Un outil adapté économique
Le cultibutte a été baptisé ainsi car les principaux organes de travail sont des socs «pattes d’oie» montés sur des dents de cultivateur. Cinq dents «queue de cochon» double spire sont prévues d’origine.
Trois travaux en un passage
Disques d’allée
Une paire des disques remonte la terre superficielle de l’allée, en même temps qu’elle effectue un petit travail très superficiel de désherbage. Ces disques d’allée sont montés sur un chassis articulé. Travailler la planche plus ou moins en profondeur ne changera donc pas la façon de travailler les allées. La profondeur de travail des disques d’allée est réglée une fois pour toutes par l’ajout d’une petite cale, qui sert de pièce d’usure, sur la butée de profondeur.
Ameublissement à dents
Fissuration
Le travail de structuration / ameublissement de la planche de culture est réalisé par les cinq dents ressort double spire, munies de petits socs à ailettes. Évidemment, ce type de dents ne permet pas l’incorporation d’une grosse masse de végétaux, type engrais vert. Mais cela n’est pas vraiment sa vocation : c’est la butteuse qui est là pour çà ! Par contre, l’évolution dans le sol des matières organiques précédemment incorporées par la butteuse s’en trouve facilitée car on obtient un milieu aéré et à l’humidité bien drainée.
Finition de planche
En fin de travail, une herse à dents vibrantes gère nivelage et finition. Sur ses cotés sont fixées des flasques qui maintiennent le bord de la planche travaillée. Cette herse articulée est réglable hydrauliquement.
En pratique
Reprises et réglages
Le cultibutte permet la reprise d’une planche déja «montée» par un passage de butteuse.

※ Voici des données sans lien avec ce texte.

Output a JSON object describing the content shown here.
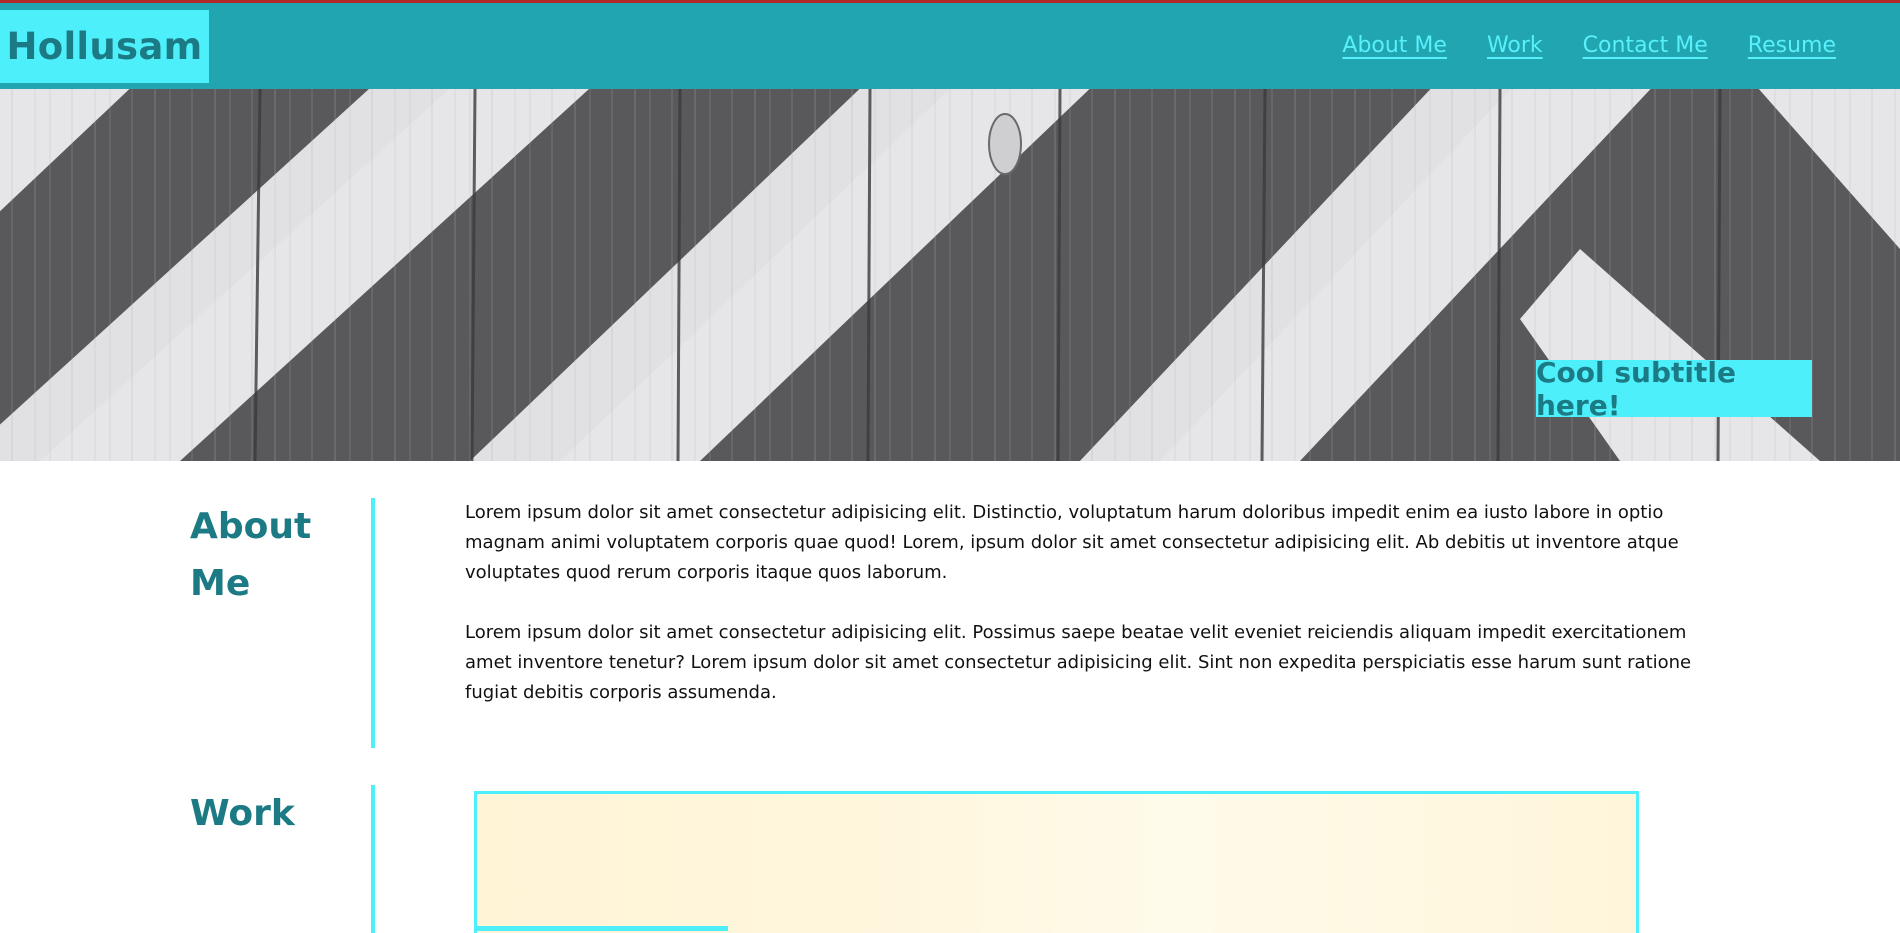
{
  "brand": {
    "logo": "Hollusam"
  },
  "nav": {
    "items": [
      {
        "label": "About Me"
      },
      {
        "label": "Work"
      },
      {
        "label": "Contact Me"
      },
      {
        "label": "Resume"
      }
    ]
  },
  "hero": {
    "subtitle": "Cool subtitle here!"
  },
  "about": {
    "title": "About Me",
    "paragraphs": [
      "Lorem ipsum dolor sit amet consectetur adipisicing elit. Distinctio, voluptatum harum doloribus impedit enim ea iusto labore in optio magnam animi voluptatem corporis quae quod! Lorem, ipsum dolor sit amet consectetur adipisicing elit. Ab debitis ut inventore atque voluptates quod rerum corporis itaque quos laborum.",
      "Lorem ipsum dolor sit amet consectetur adipisicing elit. Possimus saepe beatae velit eveniet reiciendis aliquam impedit exercitationem amet inventore tenetur? Lorem ipsum dolor sit amet consectetur adipisicing elit. Sint non expedita perspiciatis esse harum sunt ratione fugiat debitis corporis assumenda."
    ]
  },
  "work": {
    "title": "Work"
  },
  "colors": {
    "navbar": "#21a5b1",
    "accent": "#4deffa",
    "heading": "#1c7a85",
    "nav_link": "#57f0fb"
  },
  "icons": {
    "hero_background": "striped-wood-image"
  }
}
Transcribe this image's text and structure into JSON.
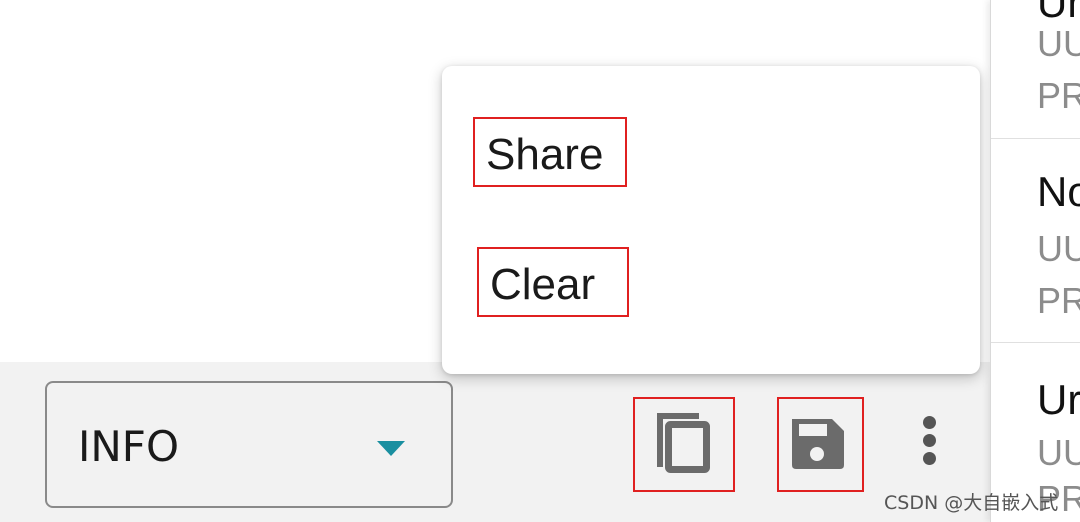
{
  "bottom_bar": {
    "log_level": "INFO"
  },
  "icons": {
    "dropdown": "caret-down-icon",
    "copy": "copy-icon",
    "save": "floppy-disk-icon",
    "more": "more-vertical-icon"
  },
  "colors": {
    "accent": "#1a8fa0",
    "highlight_box": "#e02020"
  },
  "popup_menu": {
    "items": [
      {
        "label": "Share"
      },
      {
        "label": "Clear"
      }
    ]
  },
  "device_list": {
    "entries": [
      {
        "name": "Un",
        "line1": "UU",
        "line2": "PR"
      },
      {
        "name": "No",
        "line1": "UU",
        "line2": "PR"
      },
      {
        "name": "Ur",
        "line1": "UU",
        "line2": "PR"
      }
    ]
  },
  "watermark": "CSDN @大自嵌入式"
}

La profondeur de travail des dents double spire peut se régler de 0 à 30 cm par rapport au niveau des allées permanentes. Le réglage s’effectue facilement en ajustant la hauteur des roues de jauge prévues à cet effet.
Chez la plupart des maraîchers en planche permanente, ce réglage est fait à maximum 10 cm en dessous du niveau des allées : dans une terre préservée du tassement comme ce peut être le cas en planche permanente, le décompactage en profondeur n’est plus indispensable. Cela peut même être nocif dans certains cas. Les résultats des cultures et des profils de sols confirment ce point de vue.
Nous nous sommes rapidement rendu compte que l’efficacité du profil du soc et de celle de l’action vibrante des dents ressort avaient tendance, dans nos sols, à «en faire trop». Il nous a semblé que :
- le travail de cinq dents avait tendance à déstructurer le profil de la planche de culture
- le positionnement des dents de bordure avait tendance à fragiliser l’allée permanente.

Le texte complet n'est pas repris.